Operating system stuff

  • There’s something called the SBI, “supervisor binary interface”, that separately documents the API that a CPU (or VM) presents to the operating system. It’s basically “the instructions that a software hypervisor needs to trap and emulate instead of executing directly”, which is a very nice way of thinking about it. It can also serve as a bootloader and portability layer to abstract away implementation-defined things like “how do you start up a hart”.
  • Four privilege modes. One is reserved, the others are User, Supervisor, and Machine. CPU’s only must implement Machine mode. Not sure what the difference between Machine and Supervisor is yet, presumably it’s “OS” vs. “hypervisor”.
  • Basically all non-User instructions that modify CPU state are implemented by reading/writing CSR’s.
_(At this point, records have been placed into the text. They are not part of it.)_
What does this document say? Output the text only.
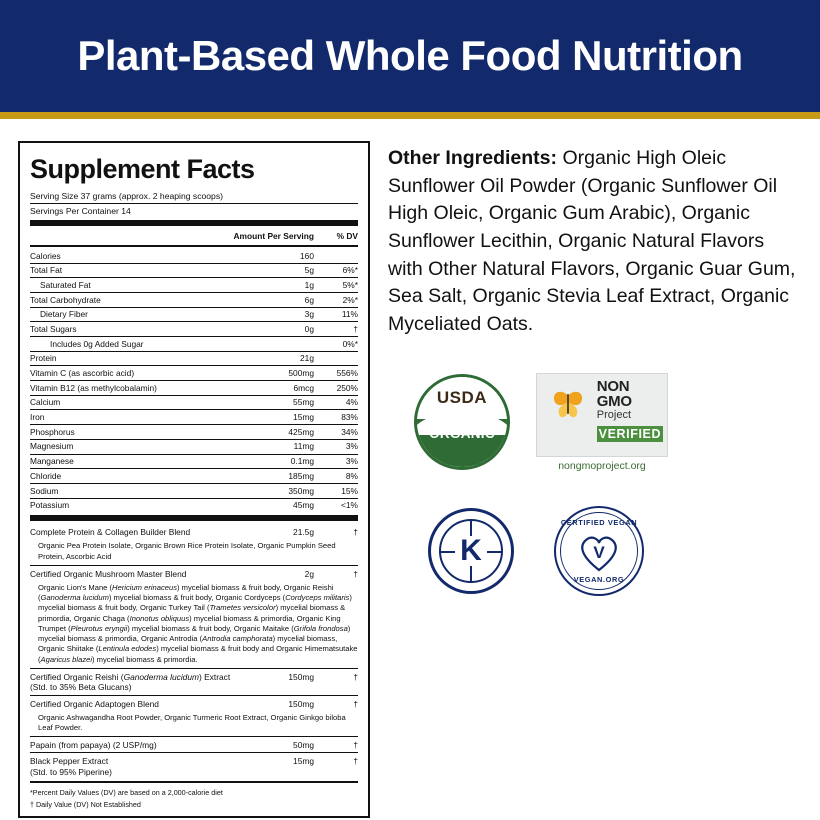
Plant-Based Whole Food Nutrition
Supplement Facts
Serving Size 37 grams (approx. 2 heaping scoops)
Servings Per Container 14
	Amount Per Serving	% DV
Calories	160	
Total Fat	5g	6%*
Saturated Fat	1g	5%*
Total Carbohydrate	6g	2%*
Dietary Fiber	3g	11%
Total Sugars	0g	†
Includes 0g Added Sugar		0%*
Protein	21g	
Vitamin C (as ascorbic acid)	500mg	556%
Vitamin B12 (as methylcobalamin)	6mcg	250%
Calcium	55mg	4%
Iron	15mg	83%
Phosphorus	425mg	34%
Magnesium	11mg	3%
Manganese	0.1mg	3%
Chloride	185mg	8%
Sodium	350mg	15%
Potassium	45mg	<1%
Complete Protein & Collagen Builder Blend	21.5g	†
Organic Pea Protein Isolate, Organic Brown Rice Protein Isolate, Organic Pumpkin Seed Protein, Ascorbic Acid		
Certified Organic Mushroom Master Blend	2g	†
Organic Lion's Mane (Hericium erinaceus) mycelial biomass & fruit body, Organic Reishi (Ganoderma lucidum) mycelial biomass & fruit body, Organic Cordyceps (Cordyceps militaris) mycelial biomass & fruit body, Organic Turkey Tail (Trametes versicolor) mycelial biomass & primordia, Organic Chaga (Inonotus obliquus) mycelial biomass & primordia, Organic King Trumpet (Pleurotus eryngii) mycelial biomass & fruit body, Organic Maitake (Grifola frondosa) mycelial biomass & primordia, Organic Antrodia (Antrodia camphorata) mycelial biomass, Organic Shiitake (Lentinula edodes) mycelial biomass & fruit body and Organic Himematsutake (Agaricus blazei) mycelial biomass & primordia.		
Certified Organic Reishi (Ganoderma lucidum) Extract
(Std. to 35% Beta Glucans)	150mg	†
Certified Organic Adaptogen Blend	150mg	†
Organic Ashwagandha Root Powder, Organic Turmeric Root Extract, Organic Ginkgo biloba Leaf Powder.		
Papain (from papaya) (2 USP/mg)	50mg	†
Black Pepper Extract
(Std. to 95% Piperine)	15mg	†
*Percent Daily Values (DV) are based on a 2,000-calorie diet
† Daily Value (DV) Not Established
Other Ingredients: Organic High Oleic Sunflower Oil Powder (Organic Sunflower Oil High Oleic, Organic Gum Arabic), Organic Sunflower Lecithin, Organic Natural Flavors with Other Natural Flavors, Organic Guar Gum, Sea Salt, Organic Stevia Leaf Extract, Organic Myceliated Oats.
USDA
NON
GMO
Project
VERIFIED
nongmoproject.org
K
CERTIFIED VEGAN
V
VEGAN.ORG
Some of the high bits of the CSR number encode read/write ability and privilege level required. Looks like Supervisor mode can set/manipulate/handle interrupts and traps and such, but nothing more, while Machine mode can also do things like manipulate memory protection, do CPUID type stuff, handle cycle counters/performance timers, etc.
  • There’s space for a semi-nonstandard Debug instruction space too.
  • mscratch machine-specific scratch register that sounds like I should know what to do with it already. Thread-local storage stuff? “Typically, it is used to hold a pointer to a machine-mode hart-local context space and swapped with a user register upon entry to an M-mode trap handler.” MIPS apparently has two such registers, k0/k1. Yep, sscratch is how you get information like “here is your interrupt stack address” into interrupts.
  • There’s a “wait for interrupt” instruction that is basically a hint that you are in a busy-wait loop, it may be semantically switched with a NOP.
  • Where the program counter starts on reboot is implementation-defined.
  • Lots of stuff about how memory access to different regions of memory are controlled (normal, I/O, etc)
  • There’s a Physical Memory Protection functionality (PMP) where you can define RWX access levels to up to 16 contiguous blocks of memory. Might be fun to play with. Embedded-level ARM chips have something similar, but idk how it works. PMP looks basically as simple as you could wish for.
  • Interrupt handler set by the mtvec register. Can just be a single interrupt handler that then figures out what kind of interrupt caused it, or it may be a vector of things where each different interrupt goes to a different place.
  • There’s a separate interrupt handler vector for System mode, stvec.
  • satp register holds paging context flags and the address of the root of the page table. There’s also an address space ID in there? What’s that for?
  • Paging layers on top of the PMP functionality, one way or another. Each page also has the usual RWX bits.
  • On RV64 there’s two paging modes, 39-bit virtual addressing and 48-bit virtual addressing, with reservations for bigger ones. On RV32 the page table is 2 levels deep, I think? Bit hard to grok. I like how hardware spec writers always seem to be utterly immune to drawing a tree structure comprehensible to software people. If I’m understanding properly, 39-bit addressing uses 3-level tables. 48-bit address space is a very straightforward extension, with 4-level tables.
  • Smallest page size is 4 kb. 39-bit addressing also allows 2 MB and 1 GB page sizes, same as x86_64. 48-bit addressing also supports 512 GB pages, for when you wanna go hard. No mention of larger page sizes for 32-bit addressing mode.